Leaders of the opposition in Lok Sabha and Rajya Sabha, Sushma Swaraj and Arun Jaitley, on Saturday set the tone for a reasoned and mature debate in both Houses of the Parliament on the Lokpal issue, which ultimately resulted in unanimous resolutions for the consideration of key demands raised by Anna Hazare.
Initiating the debate on finance minister Pranab Mukherjee's statement, Swaraj said the debate provided a historic opportunity to the House to let the nation know that it would rise to the occasion in addressing a key challenge faced by the nation.
"Let us give this country an effective, strong, free and impartial Lokpal," she said. Swaraj slammed the government's handling of the entire issue of Hazare's arrest and his indefinite fast.
She also attacked Congress general secretary Rahul Gandhi's speech in the House on Thursday, and charged the government with delaying the debate by a day to facilitate Gandhi's speech. Swaraj also took a dig at Speaker Meira Kumar for having allowed the Congress leader to speak for 15 minutes.
Supporting the three key demands raised by Hazare, Swaraj said the government tried to browbeat civil society activists, but failed in its attempts.

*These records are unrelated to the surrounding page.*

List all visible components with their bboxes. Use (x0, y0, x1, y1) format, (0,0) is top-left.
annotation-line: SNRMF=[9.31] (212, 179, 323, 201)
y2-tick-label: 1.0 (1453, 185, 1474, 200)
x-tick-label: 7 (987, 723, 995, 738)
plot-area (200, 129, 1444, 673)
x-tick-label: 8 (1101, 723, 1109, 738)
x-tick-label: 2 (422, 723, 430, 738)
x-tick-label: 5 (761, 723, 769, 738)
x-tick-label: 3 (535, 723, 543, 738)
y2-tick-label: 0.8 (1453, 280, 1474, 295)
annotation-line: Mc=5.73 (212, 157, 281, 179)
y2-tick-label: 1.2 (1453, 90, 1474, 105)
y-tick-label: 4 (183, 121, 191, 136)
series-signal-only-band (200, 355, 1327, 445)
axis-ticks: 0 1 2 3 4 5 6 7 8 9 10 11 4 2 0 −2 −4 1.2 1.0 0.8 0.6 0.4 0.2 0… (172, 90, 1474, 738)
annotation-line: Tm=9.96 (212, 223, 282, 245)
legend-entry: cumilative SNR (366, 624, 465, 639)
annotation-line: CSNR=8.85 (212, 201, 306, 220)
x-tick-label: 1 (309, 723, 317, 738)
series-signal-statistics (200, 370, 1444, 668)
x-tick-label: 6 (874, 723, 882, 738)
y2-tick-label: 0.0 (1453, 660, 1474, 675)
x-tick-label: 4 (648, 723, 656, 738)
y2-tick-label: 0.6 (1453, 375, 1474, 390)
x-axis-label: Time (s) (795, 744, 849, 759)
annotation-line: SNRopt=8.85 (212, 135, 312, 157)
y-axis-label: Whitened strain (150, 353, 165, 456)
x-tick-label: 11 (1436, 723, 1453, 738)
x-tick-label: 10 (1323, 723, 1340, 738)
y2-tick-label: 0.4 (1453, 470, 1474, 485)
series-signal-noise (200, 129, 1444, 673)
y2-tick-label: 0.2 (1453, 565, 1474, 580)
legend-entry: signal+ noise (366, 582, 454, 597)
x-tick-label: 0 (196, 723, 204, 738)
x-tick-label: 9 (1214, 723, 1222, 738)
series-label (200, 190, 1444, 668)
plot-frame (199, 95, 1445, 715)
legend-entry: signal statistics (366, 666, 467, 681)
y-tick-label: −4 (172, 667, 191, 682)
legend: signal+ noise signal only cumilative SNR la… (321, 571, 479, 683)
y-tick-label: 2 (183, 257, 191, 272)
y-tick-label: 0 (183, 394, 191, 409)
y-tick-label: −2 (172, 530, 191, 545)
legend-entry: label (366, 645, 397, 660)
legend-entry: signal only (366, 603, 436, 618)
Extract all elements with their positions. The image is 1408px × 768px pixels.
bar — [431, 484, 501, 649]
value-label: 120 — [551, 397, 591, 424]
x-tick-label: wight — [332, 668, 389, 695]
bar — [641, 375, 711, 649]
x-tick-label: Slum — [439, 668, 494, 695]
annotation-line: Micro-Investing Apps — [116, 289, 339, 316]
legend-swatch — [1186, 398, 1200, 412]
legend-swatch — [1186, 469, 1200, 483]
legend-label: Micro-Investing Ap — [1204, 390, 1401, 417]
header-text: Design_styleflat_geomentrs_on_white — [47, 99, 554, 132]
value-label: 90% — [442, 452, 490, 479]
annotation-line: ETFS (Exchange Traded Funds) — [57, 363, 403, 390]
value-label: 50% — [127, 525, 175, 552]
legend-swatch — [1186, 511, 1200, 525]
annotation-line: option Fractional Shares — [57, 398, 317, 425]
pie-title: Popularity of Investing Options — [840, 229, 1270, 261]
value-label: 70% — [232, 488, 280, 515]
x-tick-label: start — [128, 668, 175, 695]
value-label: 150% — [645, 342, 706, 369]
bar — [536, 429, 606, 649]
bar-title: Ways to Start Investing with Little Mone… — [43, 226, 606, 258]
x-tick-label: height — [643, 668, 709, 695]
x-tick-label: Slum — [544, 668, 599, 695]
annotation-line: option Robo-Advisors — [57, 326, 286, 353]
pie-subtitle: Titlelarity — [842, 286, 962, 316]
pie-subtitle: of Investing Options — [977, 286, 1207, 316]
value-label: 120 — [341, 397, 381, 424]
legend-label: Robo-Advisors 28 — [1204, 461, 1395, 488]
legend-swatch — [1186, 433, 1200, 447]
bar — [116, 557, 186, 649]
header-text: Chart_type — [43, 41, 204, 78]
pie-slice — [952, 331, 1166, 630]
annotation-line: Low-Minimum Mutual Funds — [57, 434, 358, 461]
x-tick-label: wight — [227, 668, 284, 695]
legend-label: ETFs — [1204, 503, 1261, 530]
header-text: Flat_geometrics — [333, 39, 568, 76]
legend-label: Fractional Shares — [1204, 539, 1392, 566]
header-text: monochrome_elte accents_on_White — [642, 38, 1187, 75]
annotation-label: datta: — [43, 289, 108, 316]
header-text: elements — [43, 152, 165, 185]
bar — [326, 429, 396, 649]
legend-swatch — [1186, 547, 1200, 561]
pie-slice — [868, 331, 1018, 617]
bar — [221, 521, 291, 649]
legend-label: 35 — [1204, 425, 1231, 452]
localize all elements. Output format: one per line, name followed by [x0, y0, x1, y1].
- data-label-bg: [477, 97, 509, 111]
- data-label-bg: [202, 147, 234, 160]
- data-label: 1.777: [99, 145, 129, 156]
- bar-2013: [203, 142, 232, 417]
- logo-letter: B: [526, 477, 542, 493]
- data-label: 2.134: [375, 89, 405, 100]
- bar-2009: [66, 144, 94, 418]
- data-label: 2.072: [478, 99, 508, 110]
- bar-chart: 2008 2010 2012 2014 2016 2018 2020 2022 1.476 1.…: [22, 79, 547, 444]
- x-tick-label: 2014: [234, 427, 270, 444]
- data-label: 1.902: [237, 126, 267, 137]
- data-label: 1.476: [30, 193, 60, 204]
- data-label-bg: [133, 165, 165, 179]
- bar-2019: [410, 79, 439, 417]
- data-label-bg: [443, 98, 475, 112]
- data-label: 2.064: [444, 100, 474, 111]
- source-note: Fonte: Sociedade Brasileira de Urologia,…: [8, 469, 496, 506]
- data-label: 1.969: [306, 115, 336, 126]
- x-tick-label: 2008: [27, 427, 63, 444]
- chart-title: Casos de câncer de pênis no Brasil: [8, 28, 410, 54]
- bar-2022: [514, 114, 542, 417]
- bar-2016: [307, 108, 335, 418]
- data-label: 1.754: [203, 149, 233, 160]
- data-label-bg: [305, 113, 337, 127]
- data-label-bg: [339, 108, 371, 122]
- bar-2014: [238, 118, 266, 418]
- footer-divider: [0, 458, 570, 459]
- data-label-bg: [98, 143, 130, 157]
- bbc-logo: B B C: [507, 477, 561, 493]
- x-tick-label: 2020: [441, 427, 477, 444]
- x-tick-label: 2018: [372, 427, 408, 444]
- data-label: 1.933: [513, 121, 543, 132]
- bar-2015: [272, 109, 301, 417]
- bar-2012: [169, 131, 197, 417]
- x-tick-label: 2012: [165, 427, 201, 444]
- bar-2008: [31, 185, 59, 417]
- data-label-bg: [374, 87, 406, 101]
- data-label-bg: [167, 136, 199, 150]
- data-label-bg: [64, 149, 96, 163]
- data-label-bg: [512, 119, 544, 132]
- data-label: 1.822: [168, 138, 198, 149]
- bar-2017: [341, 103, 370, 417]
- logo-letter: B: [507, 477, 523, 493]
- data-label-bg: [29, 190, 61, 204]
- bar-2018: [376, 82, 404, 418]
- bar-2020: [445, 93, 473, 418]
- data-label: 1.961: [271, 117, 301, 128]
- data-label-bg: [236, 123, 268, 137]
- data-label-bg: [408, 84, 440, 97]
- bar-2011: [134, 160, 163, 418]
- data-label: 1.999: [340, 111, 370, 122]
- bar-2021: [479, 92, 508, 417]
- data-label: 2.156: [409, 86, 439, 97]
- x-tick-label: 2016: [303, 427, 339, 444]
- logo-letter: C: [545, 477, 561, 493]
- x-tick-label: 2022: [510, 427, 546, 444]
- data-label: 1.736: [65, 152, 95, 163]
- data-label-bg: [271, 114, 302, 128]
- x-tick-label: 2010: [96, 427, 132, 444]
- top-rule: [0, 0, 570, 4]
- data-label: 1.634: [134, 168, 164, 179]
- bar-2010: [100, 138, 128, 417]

In the Rajya Sabha, Jaitley said the existing level of accountability standards in the country were not adequate, but the need for probity would have to be in consonance with the constitution. He said there was "considerable merit" in the three main demands raised by Anna Hazare and his team, but strongly opposed the clause in Hazare team's draft on giving Lokpal the powers to tap telephones.
"There is a suggestion that the authority (Lokpal) will be entitled to tapping phones. This is the area where I disagree seriously. Are we going to create institutions which are now entitled to start tapping phones of even the Prime Minister ?" Jaitley remarked.
On each of the three sticking points, Jaitley offered various options to the government on how these could be accepted. On whether the Lokpal at the Centre and Lokayuktas in states could be set up through a single law, Jaitley referred to Article 252 of the Constitution as a possible solution.
On setting up the citizens charter for all the government departments to redress public grievances, Jaitley said, "It will be a good step to say that every department of the government has a charter."